# Intro'ed a guy



## Clouder (22/12/15)

So me and @Casper went to the local steel store Yesterday to buy some.... uhh... steel... when we saw the oak behind the counter vapin' away on what appears to be a Twisp clone... ( I had a drag and it was WEAK!)

So we spoke to the guy about Vaping and so forth, turns out he's way down on smoking. Then I said to him but he should get a mod... He's like WTF is THAT? Showed him and he was like...."WWWWOOOOOOWWWW! What is THIS!?" Told him all about it, how it works, how to refill it etc etc etc. 

Told him about the forum, the advice, the VapeMeet etc, he was very intrigued. So hopefully we'll get him on here and assist him with vaping the PROPER way!

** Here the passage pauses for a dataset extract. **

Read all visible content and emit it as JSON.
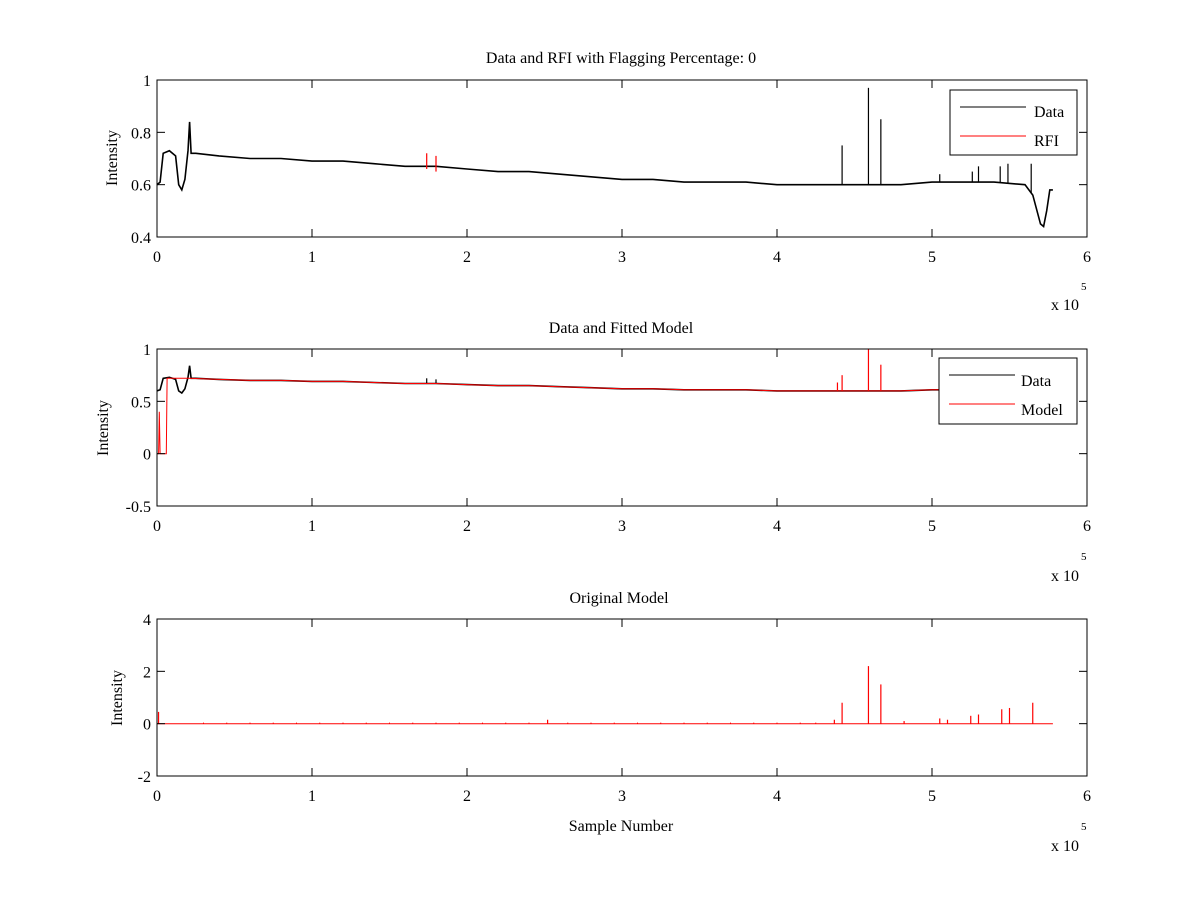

Reactions: Like 5 | Winner 8


----------



## Andre (22/12/15)

Way to go!


----------



## Alex (22/12/15)

Thumbsup


----------



## DoubleD (22/12/15)

Well done guys


----------



## kev mac (23/12/15)

Clouder said:


> So me and @Casper went to the local steel store Yesterday to buy some.... uhh... steel... when we saw the oak behind the counter vapin' away on what appears to be a Twisp clone... ( I had a drag and it was WEAK!)
> 
> So we spoke to the guy about Vaping and so forth, turns out he's way down on smoking. Then I said to him but he should get a mod... He's like WTF is THAT? Showed him and he was like...."WWWWOOOOOOWWWW! What is THIS!?" Told him all about it, how it works, how to refill it etc etc etc.
> 
> Told him about the forum, the advice, the VapeMeet etc, he was very intrigued. So hopefully we'll get him on here and assist him with vaping the PROPER way!


Spread the good word brother!

Reactions: Like 1


----------



## Casper (23/12/15)

Yes it was awesome stuff! 

Sent from my D6603 using Tapatalk

Reactions: Like 1


----------